The past decades there have been significant progress in treating the sewage and industrial wastes which are being pumped into Europe’s river systems, resulting in lower levels of most pollutants and a measurable improvement in water quality. The agricultural sector, on the other hand, has not made as much progress. Nitrate levels in Europe’s rivers are still as high as they were at the beginning of the last decade.
However, rivers in many parts of the Community are at risk of not reaching good ecological status or potential by 2015 due to a range of human activities. The main factors that increase the risk of not achieving good ecological status, or potential, in European rivers are: nutrient enrichment, physical interventions including river regulation, acidification, organic micro pollutants, heavy metals and radioactivity (LIFE Focus).

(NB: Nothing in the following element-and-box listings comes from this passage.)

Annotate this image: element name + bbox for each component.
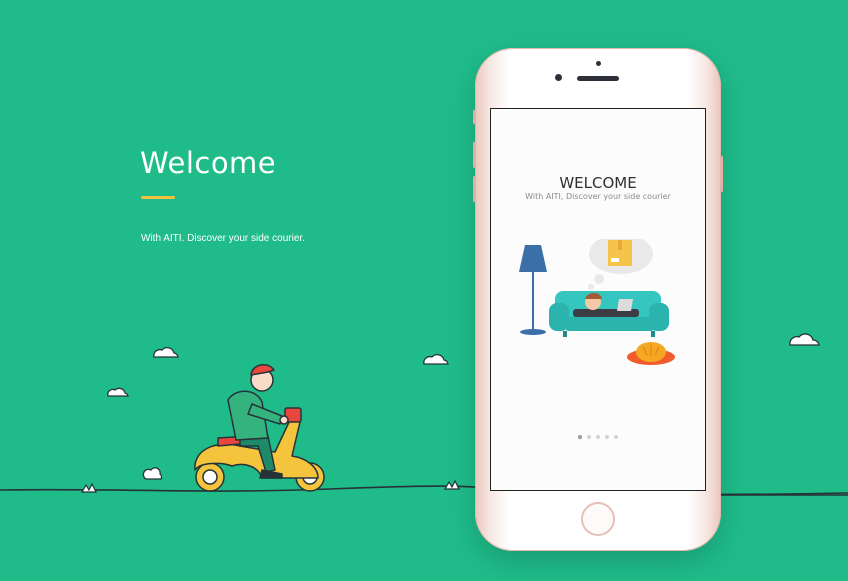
lamp-illustration	[519, 245, 547, 335]
cloud-icon	[107, 387, 129, 397]
phone-speaker	[577, 76, 619, 81]
power-button	[720, 156, 723, 192]
cloud-icon	[789, 333, 820, 346]
cloud-icon	[142, 467, 163, 480]
sofa-illustration	[549, 291, 669, 337]
page-dot[interactable]	[578, 435, 582, 439]
grass-icon	[443, 479, 460, 490]
page-dot[interactable]	[605, 435, 609, 439]
package-bubble-icon	[588, 239, 653, 290]
volume-button	[473, 176, 476, 202]
screen-subtitle: With AITI, Discover your side courier	[525, 192, 671, 201]
scooter-rider-illustration	[194, 363, 325, 492]
grass-icon	[80, 482, 97, 493]
home-button[interactable]	[581, 502, 615, 536]
phone-screen: WELCOME With AITI, Discover your side co…	[490, 108, 706, 491]
cloud-icon	[423, 354, 449, 365]
hero-title: Welcome	[140, 146, 277, 180]
page-dot[interactable]	[596, 435, 600, 439]
title-underline	[141, 196, 175, 199]
page-indicator[interactable]	[491, 435, 705, 439]
hero-subtitle: With AITI. Discover your side courier.	[141, 233, 305, 244]
page-dot[interactable]	[587, 435, 591, 439]
phone-sensor	[596, 61, 601, 66]
phone-mockup: WELCOME With AITI, Discover your side co…	[473, 48, 723, 551]
volume-button	[473, 142, 476, 168]
page-dot[interactable]	[614, 435, 618, 439]
phone-camera	[555, 74, 562, 81]
cat-icon	[627, 342, 675, 365]
onboarding-illustration	[519, 239, 675, 365]
cloud-icon	[153, 347, 179, 358]
volume-button	[473, 110, 476, 124]
screen-title: WELCOME	[559, 174, 637, 192]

In the last decades, the approaches to address water resources management have seriously evolved with a tendency to become more comprehensive and integrative over the water cycle as a whole and across watershed processes (from hydrological to socio-economical). The approach on the dynamics of water resources has gradually evolved from a local/regional characterisation with inputs/outputs very often poorly understood, to comprehensive models at a global scale. These representations of the natural systems need remarkable efforts of conceptualising and modelling the very complex reality, based on extended datasets that gather enormous amounts of information resulted from the monitoring of the dynamics of the hydrological cycle.